Wednesday, August 31, 2011

The loaf and the cup


On my work desk today there are two everyday items: a loaf of Vienna white bread and a container of rich red grape juice. I bought them from a shop as I walked to work and doubtless the ones next to them will soon be put to everyday use.

Later today this loaf and juice will be used in a college communion service that I am assigned to lead.

There they will remain bread and grape juice (no accidental substance change here!).

However, their use will change. Hopefully they will provide pre-lunch refreshment (as we use prodigal portions not puny Presbyterian ones). They will also be presented as symbols of grace.

The loaf reminding us of the body of Jesus. Real incarnate flesh with muscles and sinews and sweat dripping from his brow. (No docetic deceit here.)

The grape juice (sorry folks, no wine in Oz land) reminding us of the blood of Jesus. Real blood, rich in red blood cells, iron and such like, pumping through his heart to blood vessels, tissues and organs. (Wonder what blood group he was?)

The loaf and the juice, the body and the blood. Reminders of the grace that led the Father to send the Son to make atonement for my sins and those of the world. Symbols of the grace that saves and enables people like to reconnect to God, start recovering creational identity, escape sin’s dread hold and to live now in anticipation and hope of resurrection to eternal life.

The loaf and the cup certainly should not be idolised (and our low church order will keep us well away from that).
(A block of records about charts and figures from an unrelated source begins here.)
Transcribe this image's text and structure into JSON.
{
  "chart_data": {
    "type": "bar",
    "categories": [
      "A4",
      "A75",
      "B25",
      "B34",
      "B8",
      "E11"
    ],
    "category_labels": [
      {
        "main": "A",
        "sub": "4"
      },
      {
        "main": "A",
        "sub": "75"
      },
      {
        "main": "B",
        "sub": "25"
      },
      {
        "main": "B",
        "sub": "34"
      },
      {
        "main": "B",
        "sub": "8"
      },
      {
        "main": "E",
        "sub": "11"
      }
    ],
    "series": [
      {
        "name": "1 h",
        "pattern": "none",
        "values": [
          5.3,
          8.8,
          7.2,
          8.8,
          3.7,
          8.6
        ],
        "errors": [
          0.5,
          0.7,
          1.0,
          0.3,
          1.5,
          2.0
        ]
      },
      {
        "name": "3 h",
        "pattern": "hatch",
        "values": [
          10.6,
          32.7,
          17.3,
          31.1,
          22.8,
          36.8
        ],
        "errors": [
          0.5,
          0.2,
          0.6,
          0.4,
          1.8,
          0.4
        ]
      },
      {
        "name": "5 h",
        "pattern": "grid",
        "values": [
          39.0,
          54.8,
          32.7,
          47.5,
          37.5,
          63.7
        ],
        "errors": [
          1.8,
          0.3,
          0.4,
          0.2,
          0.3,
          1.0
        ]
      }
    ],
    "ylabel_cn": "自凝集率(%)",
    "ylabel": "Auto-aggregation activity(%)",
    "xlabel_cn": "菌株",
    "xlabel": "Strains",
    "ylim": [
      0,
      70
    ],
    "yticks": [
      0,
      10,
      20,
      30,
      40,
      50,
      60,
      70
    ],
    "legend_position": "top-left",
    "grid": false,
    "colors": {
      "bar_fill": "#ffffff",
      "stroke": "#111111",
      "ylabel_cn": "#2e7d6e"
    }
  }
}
But nor should they be despised or neglected as some are in the habit of doing.

So, as I later break the loaf and pour the cup it will be my prayer that they lift minds and hearts to eternal things as Christ is present in his sacrament by his Spirit. And then, having been thus lifted, we go back to the everyday world of bread and juice and there live worthy of the body and the blood.


Saturday, August 13, 2011

Cup of coffee?

I like coffee and in fact I’m drinking a cup as I start writing this.

However, it seems that not all cups of coffee are equal.

In my early adult life instant coffee was all the rage: cheap, accessible, instant and tasty enough. Sure, there were brands that were more or less tasty (cup of International Golden Roast anyone?). However, instant coffee made its mark and was everywhere.

More and more coffee-making devices came along. When I was married in 1972 we were given a percolator that came out for special occasions (and very fancy it was too!). Then came drip-filter machines and the plunger era. More recently, fancy coffee makers have moved from cafes to homes and every dad is a barista. Old technology comes back too: my wife and I recently bought a cheap old-fashioned Italian stove-top device that makes a great cup.

The same upgrade has applied to the ingredients. Good commercial ground coffees are eschewed. We want fresh beans from the best source to process in our home grinder just before brew time.

All this is welcome and I’ll put my hand up as one who likes a decent cuppa. And again, why not pursue excellence in coffee making and enjoy the best that God’s creation offers?

However, something less welcome happened alongside the upgrades. Attitudes also changed. Its now common that instant is regarded as beneath contempt and some skip their cuppa if that’s all that is on offer. A plunger is barely acceptable and we go to great lengths and expense to get the genuine article. This sounds like a coffee snobbery and is found in surprising places. Is coffee-sophistication a new badge of Christian orthodoxy alongside having the latest book from the current guru?

Are we missing something?

What about the grace of contentment with God’s provision, even if its poor instant coffee (Phil 4:12)?

Is our disdain for poor coffee and longing for the best becoming the greed that is idolatry (Col 3:5)?

Is our search for coffee satisfaction an example of the hebel of Ecclesiastes (Eccles 2:1)?

Can we imagine a coffee snobbery in the one who had nowhere to lay his head (let along his coffee machine) and who calls us to deny self in following him (Mat 8:20; Matt 16:24)?

Do we fail to love our neighbour in poor coffee-growing lands by demanding great beans at cheap prices rather than buy through a fair trade organisation?

Hmm … maybe it’s time to brew a cuppa and think about these things.